Sonntag, 30. Oktober 2016

Wut und Respekt










Er redet mit seiner Kollegin in der Halle. Sie ist ein bisschen krank, hat eine Erkältung. Oder gar eine Grippe?

Sagt: „Am Freitag war das ja ganz schlimm. Da dachte ich, ich steh nicht mehr auf…“

„Schon dich“, sagt er, als sie geht.

„Du auch. Sonst merkst du das auch irgendwann. Wenn der Körper nicht mehr will, dann kippt man irgendwann um.“

Dann will er eben nicht mehr. Der ist eh schon kaputt. Jahrelanges fettiges Essen, Depressionen, Ängste, Süßes, Alkohol (nicht so viel, aber wenn, dann richtig…) und noch einmal fettiges Essen.

„Dann kipp ich eben um…wir müssen alle sterben.“ Er guckt sie an, guckt ihr direkt in die Augen… „Irgendwann ist für jeden Schluss…“, fügt er hinzu. „Irgendwann müssen wir alle sterben. Wir können alle nicht ewig leben…“ Ob ich jetzt sterbe oder in 10, 20 oder gar 30 Jahren…

„Ist aber noch zu früh!“ sagt sie.

Echt, denkt er. Ich dachte, das wär genau der richtige Zeitpunkt. Ein guter Tag zum Sterben. Zwar nicht unbedingt heute, aber… Siehst du, du willst es ja doch nicht.
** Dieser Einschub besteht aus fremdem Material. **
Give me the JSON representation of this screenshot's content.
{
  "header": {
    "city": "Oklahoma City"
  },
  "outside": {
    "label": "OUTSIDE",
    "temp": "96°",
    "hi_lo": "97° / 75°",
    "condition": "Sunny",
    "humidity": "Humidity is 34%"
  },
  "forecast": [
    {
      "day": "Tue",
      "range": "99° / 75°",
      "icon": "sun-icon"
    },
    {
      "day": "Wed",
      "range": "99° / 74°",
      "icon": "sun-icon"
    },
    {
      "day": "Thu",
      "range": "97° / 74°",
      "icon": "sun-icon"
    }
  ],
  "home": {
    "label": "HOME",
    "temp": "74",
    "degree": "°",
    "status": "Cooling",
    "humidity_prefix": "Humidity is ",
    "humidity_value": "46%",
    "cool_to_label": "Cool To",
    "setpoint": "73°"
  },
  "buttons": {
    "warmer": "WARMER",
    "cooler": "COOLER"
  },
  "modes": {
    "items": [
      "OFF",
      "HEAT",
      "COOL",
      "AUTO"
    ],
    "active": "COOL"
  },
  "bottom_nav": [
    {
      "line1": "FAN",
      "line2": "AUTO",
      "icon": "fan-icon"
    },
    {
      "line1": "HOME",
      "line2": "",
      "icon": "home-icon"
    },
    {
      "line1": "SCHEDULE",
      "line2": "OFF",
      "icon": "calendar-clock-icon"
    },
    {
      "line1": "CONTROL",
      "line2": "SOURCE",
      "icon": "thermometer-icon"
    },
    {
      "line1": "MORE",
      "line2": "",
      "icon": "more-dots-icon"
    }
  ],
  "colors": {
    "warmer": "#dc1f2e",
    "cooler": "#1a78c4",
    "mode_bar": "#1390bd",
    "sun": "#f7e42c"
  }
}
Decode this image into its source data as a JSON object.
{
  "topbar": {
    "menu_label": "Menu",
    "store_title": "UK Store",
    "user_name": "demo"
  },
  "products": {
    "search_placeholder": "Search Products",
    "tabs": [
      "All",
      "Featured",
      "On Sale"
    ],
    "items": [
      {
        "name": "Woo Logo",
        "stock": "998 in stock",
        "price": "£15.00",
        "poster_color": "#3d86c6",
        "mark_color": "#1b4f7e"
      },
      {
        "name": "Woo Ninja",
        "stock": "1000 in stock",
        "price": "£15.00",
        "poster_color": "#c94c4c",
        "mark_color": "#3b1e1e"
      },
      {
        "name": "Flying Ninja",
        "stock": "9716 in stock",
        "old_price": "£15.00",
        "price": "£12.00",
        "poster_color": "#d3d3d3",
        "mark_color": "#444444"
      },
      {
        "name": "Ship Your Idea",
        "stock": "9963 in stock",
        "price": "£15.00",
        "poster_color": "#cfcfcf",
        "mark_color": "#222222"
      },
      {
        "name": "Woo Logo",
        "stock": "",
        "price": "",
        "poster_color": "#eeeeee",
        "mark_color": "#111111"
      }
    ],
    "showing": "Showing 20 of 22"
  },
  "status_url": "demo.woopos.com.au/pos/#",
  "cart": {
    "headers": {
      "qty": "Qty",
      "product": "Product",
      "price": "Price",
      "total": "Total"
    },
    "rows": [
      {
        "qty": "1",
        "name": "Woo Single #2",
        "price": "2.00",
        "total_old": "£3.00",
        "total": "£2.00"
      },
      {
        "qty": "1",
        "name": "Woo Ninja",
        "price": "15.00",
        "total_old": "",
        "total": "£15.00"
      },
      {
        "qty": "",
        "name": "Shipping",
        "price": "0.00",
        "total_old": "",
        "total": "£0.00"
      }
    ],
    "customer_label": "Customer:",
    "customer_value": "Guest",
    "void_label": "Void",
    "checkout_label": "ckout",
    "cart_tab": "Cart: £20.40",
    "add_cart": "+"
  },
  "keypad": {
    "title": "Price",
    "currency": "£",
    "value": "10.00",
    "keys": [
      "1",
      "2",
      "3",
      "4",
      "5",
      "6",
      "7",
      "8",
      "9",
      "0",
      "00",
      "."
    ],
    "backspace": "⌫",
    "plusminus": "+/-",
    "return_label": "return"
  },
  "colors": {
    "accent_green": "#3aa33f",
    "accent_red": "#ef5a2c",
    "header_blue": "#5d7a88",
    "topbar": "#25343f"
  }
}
„So weit war ich auch schon. Ich war auch schon so weit, mich vor den Zug zu schmeißen…

Er registriert das nur, fragt nicht nach, wann oder wie. Will gar keine Details wissen, sagt nur kurz: „Echt?“ Und sagt dann: „Im Moment würde ich eher andere gerne vor den Zug schmeißen, wenn ich könnte. Es gäbe da so ein paar Leute…“

Sie sagt nichts, also redet er weiter: "Eigentlich gehe ich im Moment in die Phase der Wut über. Davor war die Trauer…und jetzt kommt so langsam die Wut.“ Er macht eine Fratze, um ihr seine Wut zu verdeutlichen. Schiebt den Unterkiefer nach vorne und fletscht die Zähne fletscht. Was ihm natürlich nicht ganz gelingt.

„Das ist ja beim Tod genauso….“ Oder hat sie „vor dem Tod“ gesagt?? Echt? Jetzt hat sie ihn geschockt, kalt erwischt.

„Echt?“

„Ja.“

Woher weiß sie das denn jetzt? Von ihrem Vater? Man sollte die Leute nicht unterschätzen. Man weiß nie, was die durchgemacht haben. Wo die „herkommen“, wie Brad Pitt alias Tyler Durden das zu diesem Typen sagt, der dem Fight Club den Keller wegnehmen will. Kurz bevor er ihm das Blut ins Gesicht spritzt, für das der Typ selbst verantwortlich ist. Denn er hat ihn ja vorher mehrmals ins Gesicht geschlagen. Was Tyler alias Brad einfach so über sich hat ergehen lassen. Bis er den Spieß umgedreht hat. Und dann schreit, während er ihm sein Blut ins Gesicht spritzt:

„IHR WISST NICHT, WO ICH HERKOMME.“

Womit er am Ende gewinnt und der Besitzer der Bar ihn in Ruhe lässt. Die Kämpfenden. Die gegen das Leben und später gegen die Gesellschaft kämpfen. Die fast komplett sinnentleerte Konsumgesellschaft.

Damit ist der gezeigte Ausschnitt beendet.